Medien
Hirnforscher warnt Kinder vor zu viel Fernsehen

Für Kinder und Jugendliche ist nach Ansicht des Hirnforschers Prof. Lutz Jäncke beim Fernsehen Vorsicht angebracht. Der TV-Konsum könne negative Folgen haben.

dpa WIESBADEN. Für Kinder und Jugendliche ist nach Ansicht des Hirnforschers Prof. Lutz Jäncke beim Fernsehen Vorsicht angebracht. Der TV-Konsum könne negative Folgen haben.

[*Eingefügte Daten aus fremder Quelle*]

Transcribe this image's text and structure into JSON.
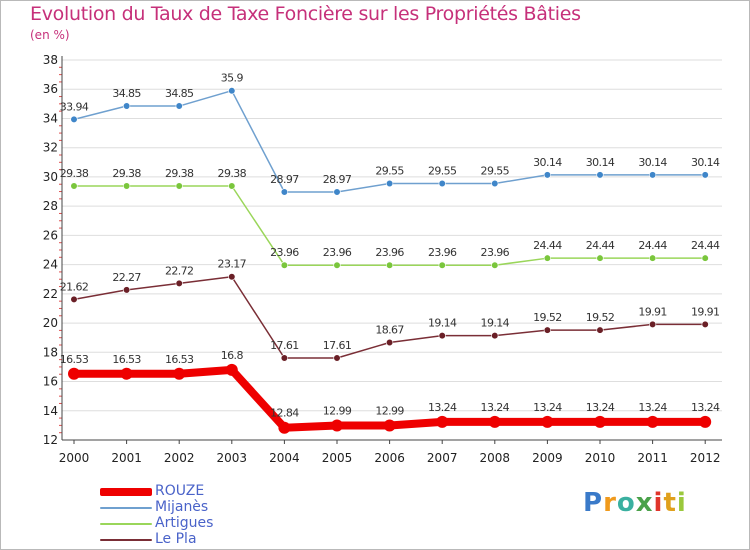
{
  "chart_data": {
    "type": "line",
    "title": "Evolution du Taux de Taxe Foncière sur les Propriétés Bâties",
    "unit": "(en %)",
    "xlabel": "",
    "ylabel": "",
    "ylim": [
      12,
      38
    ],
    "yticks": [
      12,
      14,
      16,
      18,
      20,
      22,
      24,
      26,
      28,
      30,
      32,
      34,
      36,
      38
    ],
    "grid": "horizontal",
    "x": [
      "2000",
      "2001",
      "2002",
      "2003",
      "2004",
      "2005",
      "2006",
      "2007",
      "2008",
      "2009",
      "2010",
      "2011",
      "2012"
    ],
    "series": [
      {
        "name": "ROUZE",
        "color": "#ee0000",
        "bold": true,
        "values": [
          16.53,
          16.53,
          16.53,
          16.8,
          12.84,
          12.99,
          12.99,
          13.24,
          13.24,
          13.24,
          13.24,
          13.24,
          13.24
        ],
        "labels": [
          "16.53",
          "16.53",
          "16.53",
          "16.8",
          "12.84",
          "12.99",
          "12.99",
          "13.24",
          "13.24",
          "13.24",
          "13.24",
          "13.24",
          "13.24"
        ]
      },
      {
        "name": "Mijanès",
        "color": "#6fa0cf",
        "marker": "#3f86c9",
        "bold": false,
        "values": [
          33.94,
          34.85,
          34.85,
          35.9,
          28.97,
          28.97,
          29.55,
          29.55,
          29.55,
          30.14,
          30.14,
          30.14,
          30.14
        ],
        "labels": [
          "33.94",
          "34.85",
          "34.85",
          "35.9",
          "28.97",
          "28.97",
          "29.55",
          "29.55",
          "29.55",
          "30.14",
          "30.14",
          "30.14",
          "30.14"
        ]
      },
      {
        "name": "Artigues",
        "color": "#9ad65a",
        "marker": "#7ac63c",
        "bold": false,
        "values": [
          29.38,
          29.38,
          29.38,
          29.38,
          23.96,
          23.96,
          23.96,
          23.96,
          23.96,
          24.44,
          24.44,
          24.44,
          24.44
        ],
        "labels": [
          "29.38",
          "29.38",
          "29.38",
          "29.38",
          "23.96",
          "23.96",
          "23.96",
          "23.96",
          "23.96",
          "24.44",
          "24.44",
          "24.44",
          "24.44"
        ]
      },
      {
        "name": "Le Pla",
        "color": "#7a2e36",
        "marker": "#6a1f26",
        "bold": false,
        "values": [
          21.62,
          22.27,
          22.72,
          23.17,
          17.61,
          17.61,
          18.67,
          19.14,
          19.14,
          19.52,
          19.52,
          19.91,
          19.91
        ],
        "labels": [
          "21.62",
          "22.27",
          "22.72",
          "23.17",
          "17.61",
          "17.61",
          "18.67",
          "19.14",
          "19.14",
          "19.52",
          "19.52",
          "19.91",
          "19.91"
        ]
      }
    ],
    "legend": "bottom-left"
  },
  "logo": {
    "letters": [
      "P",
      "r",
      "o",
      "x",
      "i",
      "t",
      "i"
    ],
    "colors": [
      "#3a7ac9",
      "#f09a1c",
      "#3ab0a0",
      "#4aa14a",
      "#e0352b",
      "#e0a01c",
      "#9ac83c"
    ]
  }
}
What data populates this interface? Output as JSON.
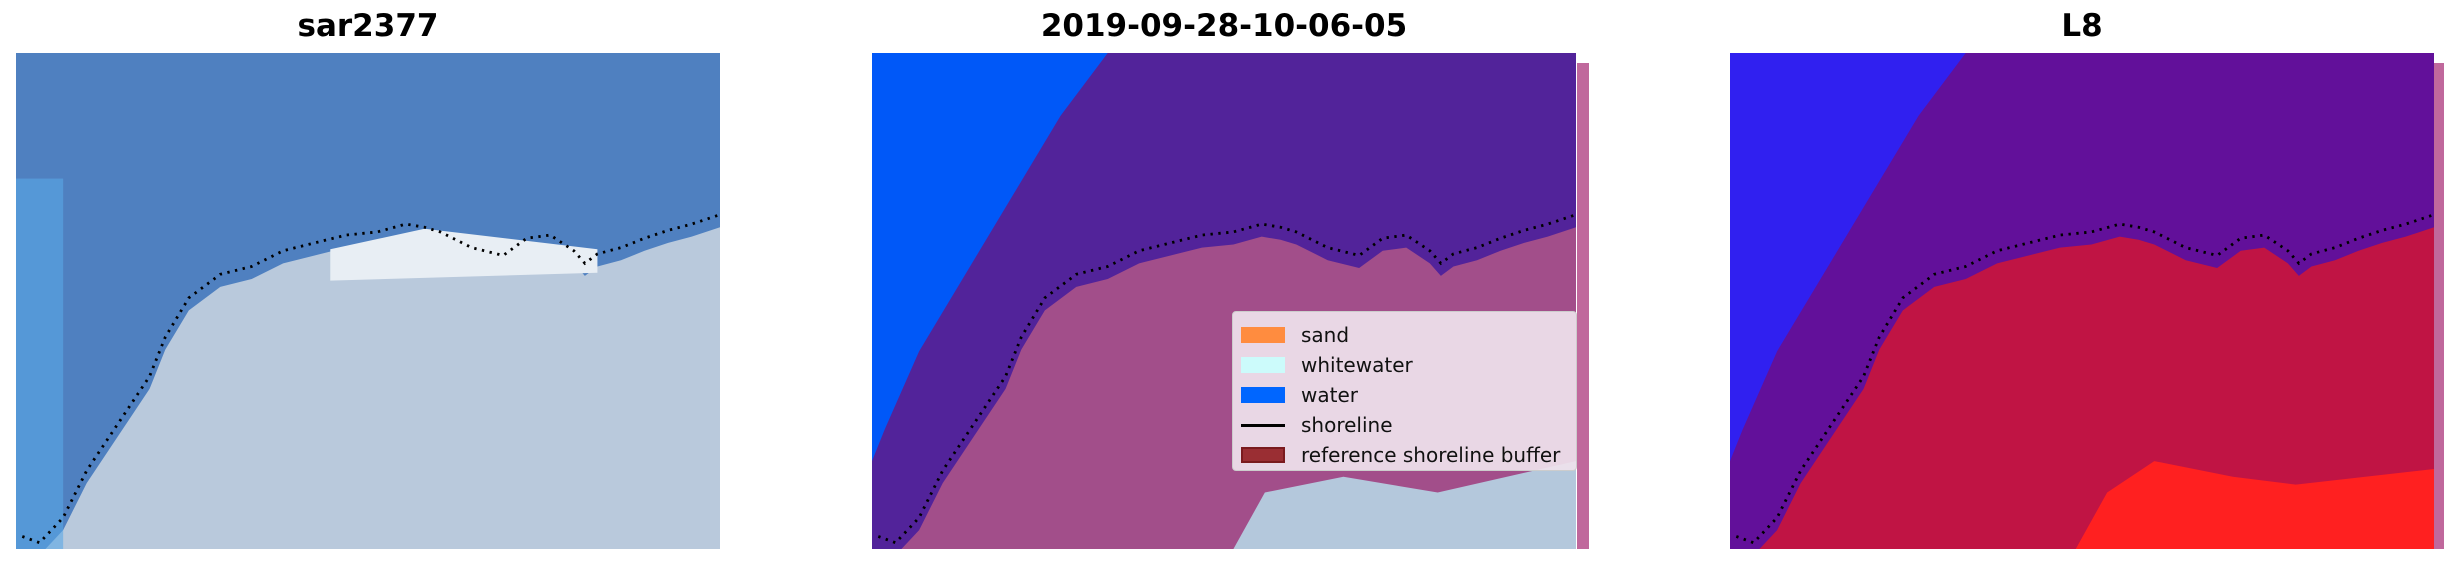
{
  "panels": [
    {
      "title": "sar2377"
    },
    {
      "title": "2019-09-28-10-06-05"
    },
    {
      "title": "L8"
    }
  ],
  "legend": {
    "items": [
      {
        "label": "sand",
        "color": "#ff8c3f",
        "kind": "patch"
      },
      {
        "label": "whitewater",
        "color": "#ccfbfb",
        "kind": "patch"
      },
      {
        "label": "water",
        "color": "#0066ff",
        "kind": "patch"
      },
      {
        "label": "shoreline",
        "color": "#000000",
        "kind": "line"
      },
      {
        "label": "reference shoreline buffer",
        "color": "#9a2e33",
        "kind": "patch"
      }
    ]
  },
  "colors": {
    "water_rgb": "#4f80c0",
    "land_rgb": "#b9c9dc",
    "class_water": "#0058f8",
    "overlay_purple": "#52239a",
    "overlay_pink": "#a24e8a",
    "l8_purple": "#62109a",
    "l8_red": "#c01444",
    "l8_bright_red": "#ff2020"
  }
}
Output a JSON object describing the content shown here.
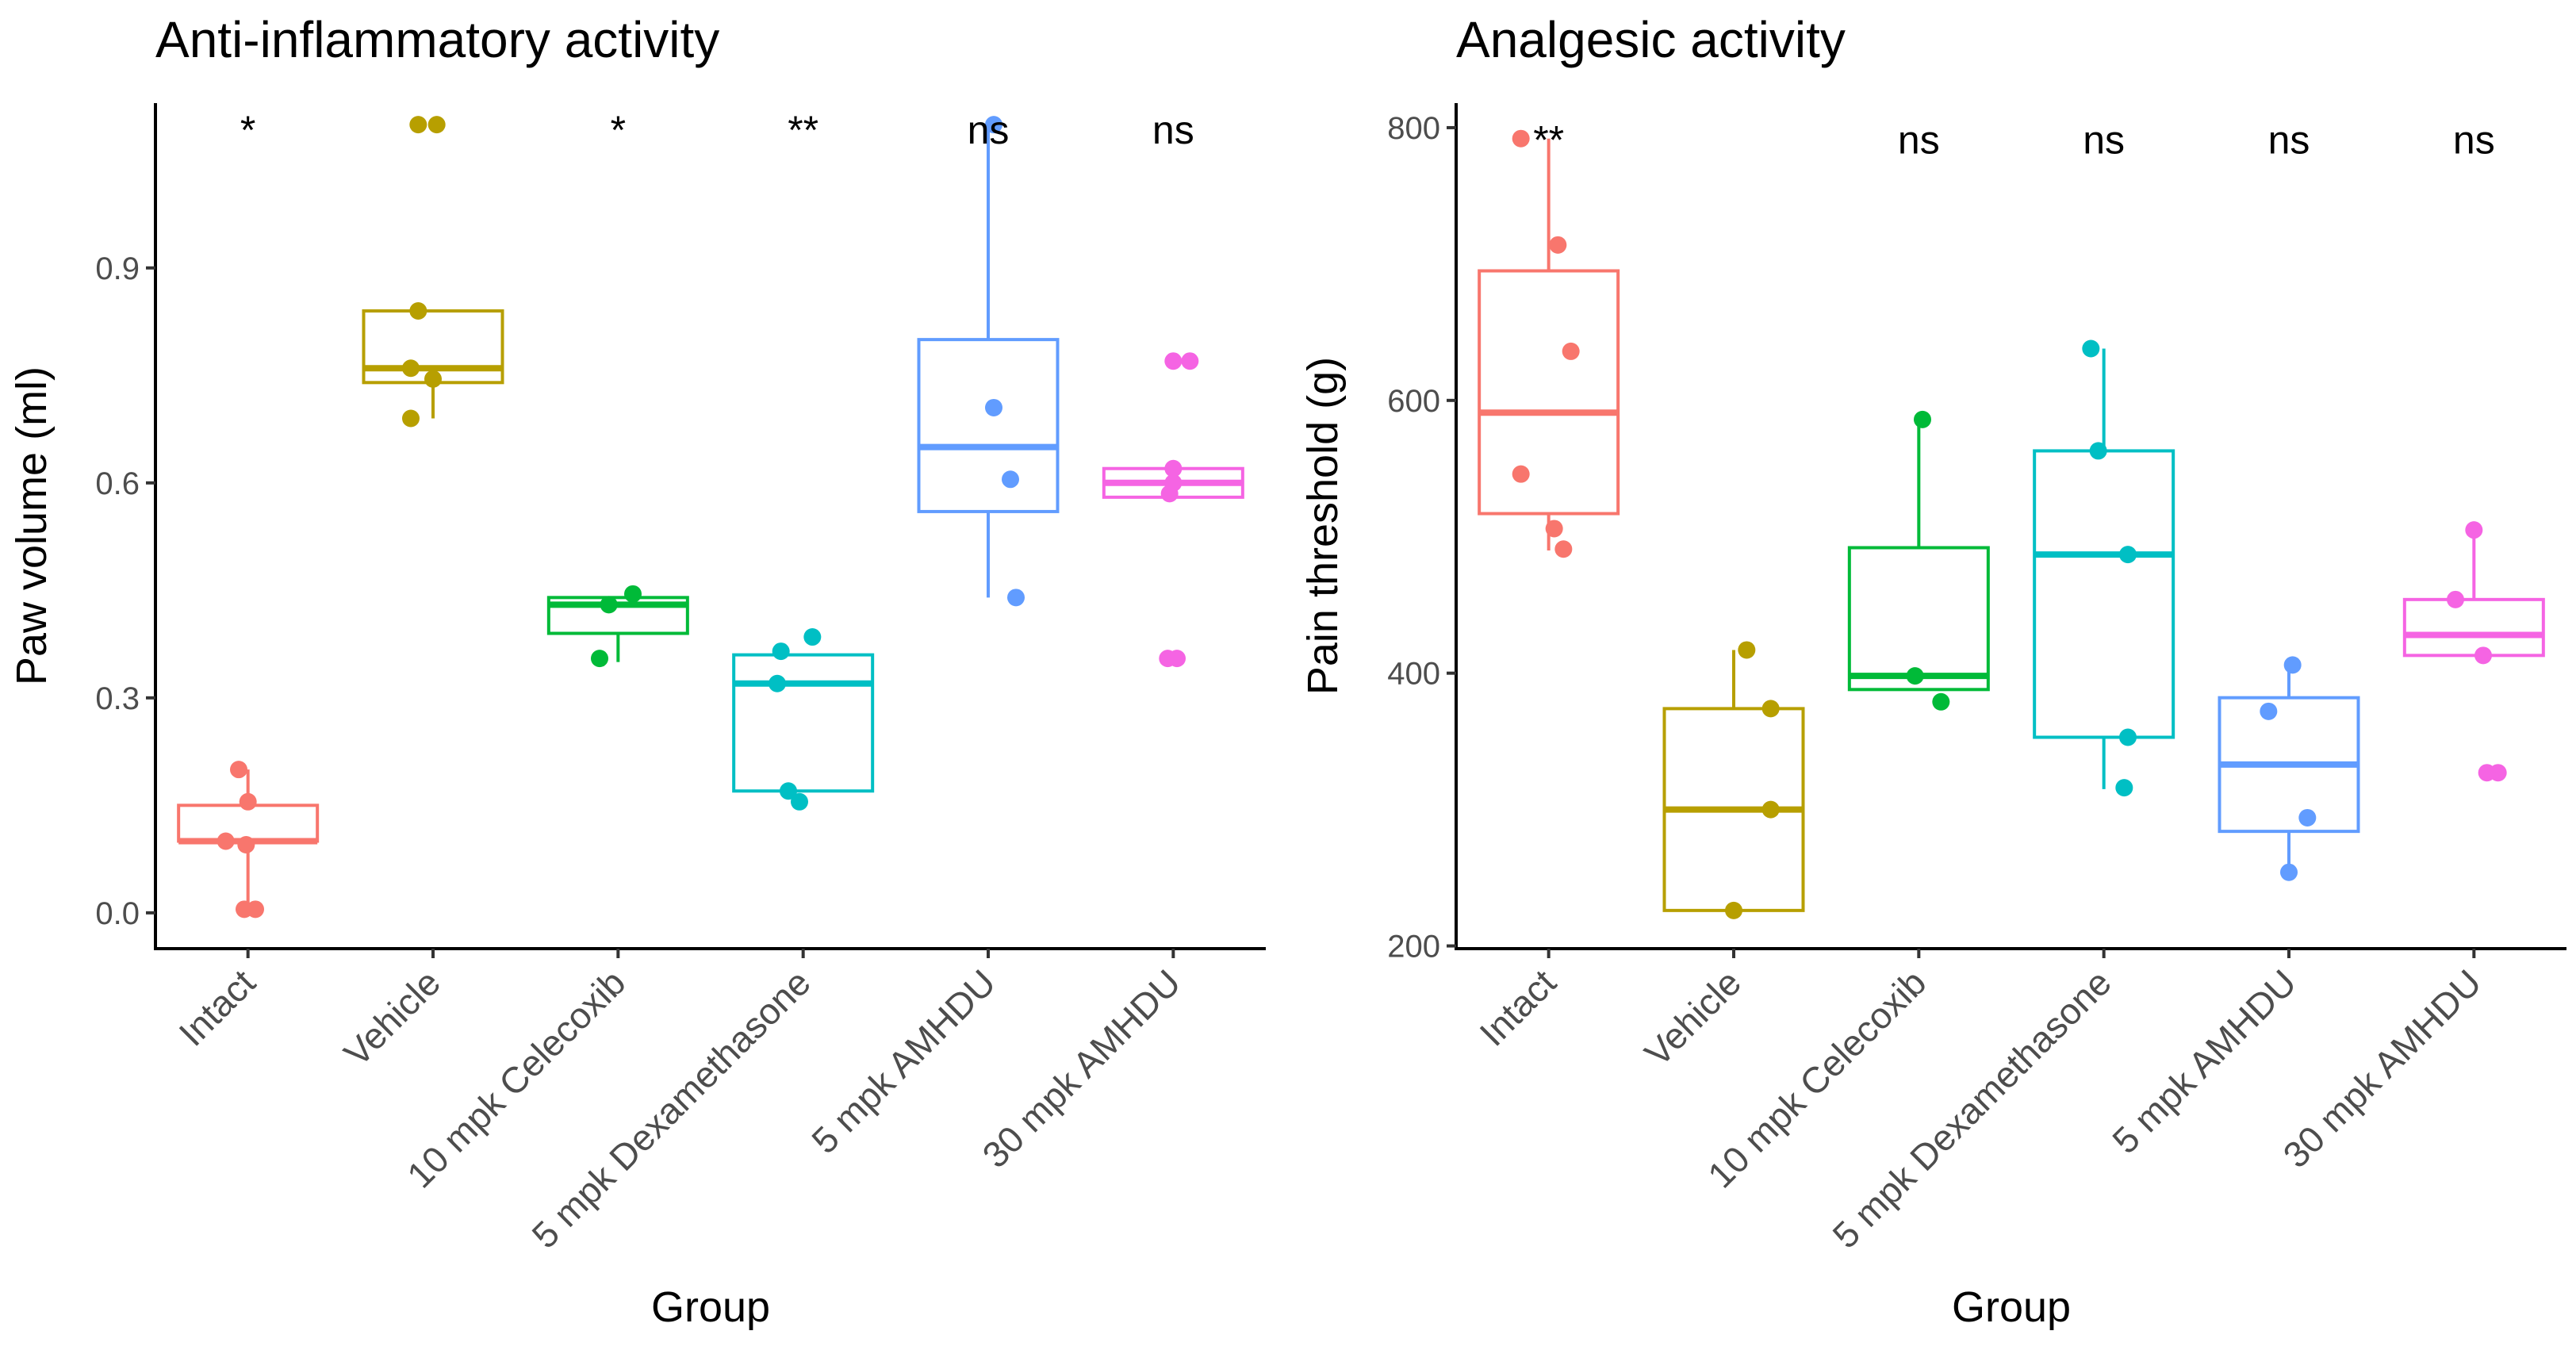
{
  "chart_data": [
    {
      "type": "box",
      "title": "Anti-inflammatory activity",
      "xlabel": "Group",
      "ylabel": "Paw volume (ml)",
      "ylim": [
        -0.05,
        1.13
      ],
      "yticks": [
        0.0,
        0.3,
        0.6,
        0.9
      ],
      "ytick_labels": [
        "0.0",
        "0.3",
        "0.6",
        "0.9"
      ],
      "categories": [
        "Intact",
        "Vehicle",
        "10 mpk Celecoxib",
        "5 mpk Dexamethasone",
        "5 mpk AMHDU",
        "30 mpk AMHDU"
      ],
      "colors": [
        "#F8766D",
        "#B79F00",
        "#00BA38",
        "#00BFC4",
        "#619CFF",
        "#F564E3"
      ],
      "significance": [
        "*",
        "",
        "*",
        "**",
        "ns",
        "ns"
      ],
      "sig_y": 1.1,
      "boxes": [
        {
          "min": 0.0,
          "q1": 0.1,
          "median": 0.1,
          "q3": 0.15,
          "max": 0.2
        },
        {
          "min": 0.69,
          "q1": 0.74,
          "median": 0.76,
          "q3": 0.84,
          "max": 0.84
        },
        {
          "min": 0.35,
          "q1": 0.39,
          "median": 0.43,
          "q3": 0.44,
          "max": 0.44
        },
        {
          "min": 0.17,
          "q1": 0.17,
          "median": 0.32,
          "q3": 0.36,
          "max": 0.36
        },
        {
          "min": 0.44,
          "q1": 0.56,
          "median": 0.65,
          "q3": 0.8,
          "max": 1.1
        },
        {
          "min": 0.58,
          "q1": 0.58,
          "median": 0.6,
          "q3": 0.62,
          "max": 0.62
        }
      ],
      "points": [
        [
          [
            -0.05,
            0.2
          ],
          [
            0.0,
            0.155
          ],
          [
            -0.12,
            0.1
          ],
          [
            -0.01,
            0.095
          ],
          [
            -0.02,
            0.005
          ],
          [
            0.04,
            0.005
          ]
        ],
        [
          [
            -0.08,
            1.1
          ],
          [
            0.02,
            1.1
          ],
          [
            -0.08,
            0.84
          ],
          [
            -0.12,
            0.76
          ],
          [
            0.0,
            0.745
          ],
          [
            -0.12,
            0.69
          ]
        ],
        [
          [
            -0.05,
            0.43
          ],
          [
            0.08,
            0.445
          ],
          [
            -0.1,
            0.355
          ]
        ],
        [
          [
            -0.12,
            0.365
          ],
          [
            0.05,
            0.385
          ],
          [
            -0.14,
            0.32
          ],
          [
            -0.08,
            0.17
          ],
          [
            -0.02,
            0.155
          ]
        ],
        [
          [
            0.03,
            1.1
          ],
          [
            0.03,
            0.705
          ],
          [
            0.12,
            0.605
          ],
          [
            0.15,
            0.44
          ]
        ],
        [
          [
            0.0,
            0.77
          ],
          [
            0.09,
            0.77
          ],
          [
            0.0,
            0.62
          ],
          [
            0.0,
            0.6
          ],
          [
            -0.02,
            0.585
          ],
          [
            -0.03,
            0.355
          ],
          [
            0.02,
            0.355
          ]
        ]
      ]
    },
    {
      "type": "box",
      "title": "Analgesic activity",
      "xlabel": "Group",
      "ylabel": "Pain threshold (g)",
      "ylim": [
        198,
        818
      ],
      "yticks": [
        200,
        400,
        600,
        800
      ],
      "ytick_labels": [
        "200",
        "400",
        "600",
        "800"
      ],
      "categories": [
        "Intact",
        "Vehicle",
        "10 mpk Celecoxib",
        "5 mpk Dexamethasone",
        "5 mpk AMHDU",
        "30 mpk AMHDU"
      ],
      "colors": [
        "#F8766D",
        "#B79F00",
        "#00BA38",
        "#00BFC4",
        "#619CFF",
        "#F564E3"
      ],
      "significance": [
        "**",
        "",
        "ns",
        "ns",
        "ns",
        "ns"
      ],
      "sig_y": 795,
      "boxes": [
        {
          "min": 490,
          "q1": 517,
          "median": 591,
          "q3": 695,
          "max": 792
        },
        {
          "min": 226,
          "q1": 226,
          "median": 300,
          "q3": 374,
          "max": 417
        },
        {
          "min": 388,
          "q1": 388,
          "median": 398,
          "q3": 492,
          "max": 586
        },
        {
          "min": 315,
          "q1": 353,
          "median": 487,
          "q3": 563,
          "max": 638
        },
        {
          "min": 253,
          "q1": 284,
          "median": 333,
          "q3": 382,
          "max": 406
        },
        {
          "min": 413,
          "q1": 413,
          "median": 428,
          "q3": 454,
          "max": 505
        }
      ],
      "points": [
        [
          [
            -0.15,
            792
          ],
          [
            0.05,
            714
          ],
          [
            0.12,
            636
          ],
          [
            -0.15,
            546
          ],
          [
            0.03,
            506
          ],
          [
            0.08,
            491
          ]
        ],
        [
          [
            0.07,
            417
          ],
          [
            0.2,
            374
          ],
          [
            0.2,
            300
          ],
          [
            0.0,
            226
          ]
        ],
        [
          [
            0.02,
            586
          ],
          [
            -0.02,
            398
          ],
          [
            0.12,
            379
          ]
        ],
        [
          [
            -0.07,
            638
          ],
          [
            -0.03,
            563
          ],
          [
            0.13,
            487
          ],
          [
            0.13,
            353
          ],
          [
            0.11,
            316
          ]
        ],
        [
          [
            -0.11,
            372
          ],
          [
            0.02,
            406
          ],
          [
            0.1,
            294
          ],
          [
            0.0,
            254
          ]
        ],
        [
          [
            -0.1,
            454
          ],
          [
            0.0,
            505
          ],
          [
            0.05,
            413
          ],
          [
            0.07,
            327
          ],
          [
            0.13,
            327
          ]
        ]
      ]
    }
  ]
}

„Ich bin nicht gegen das Fernsehen, aber es besteht eine gewisse Gefahr“, sagte der Züricher Psychologie-Professor am Montag in Wiesbaden beim Forum der Arbeitsgemeinschaft Fernsehforschung (AGF). Es gebe einen direkten Zusammenhang zwischen der Anzahl der Fernsehstunden und den Schulleistungen. Je höher der Fernsehkonsum sei, desto schlechter würden die Schulabschlüsse.

Daneben bestehe für Kinder und Jugendliche ein Suchtrisiko. Denn die unter anderem für Selbstdisziplin und -kontrolle relevante Gehirnstruktur (Frontalkortex) brauche bis zur Reife am längsten; abgeschlossen sei sie erst im 20. Lebensjahr. Forscher hätten zudem nachgewiesen, dass etwa beim oberflächlichen Fernsehen diese wichtige Gehirnstruktur nicht aktiviert werde. Selbstdisziplin ist Jäncke zufolge für gute Leistungen wichtiger als Intelligenz.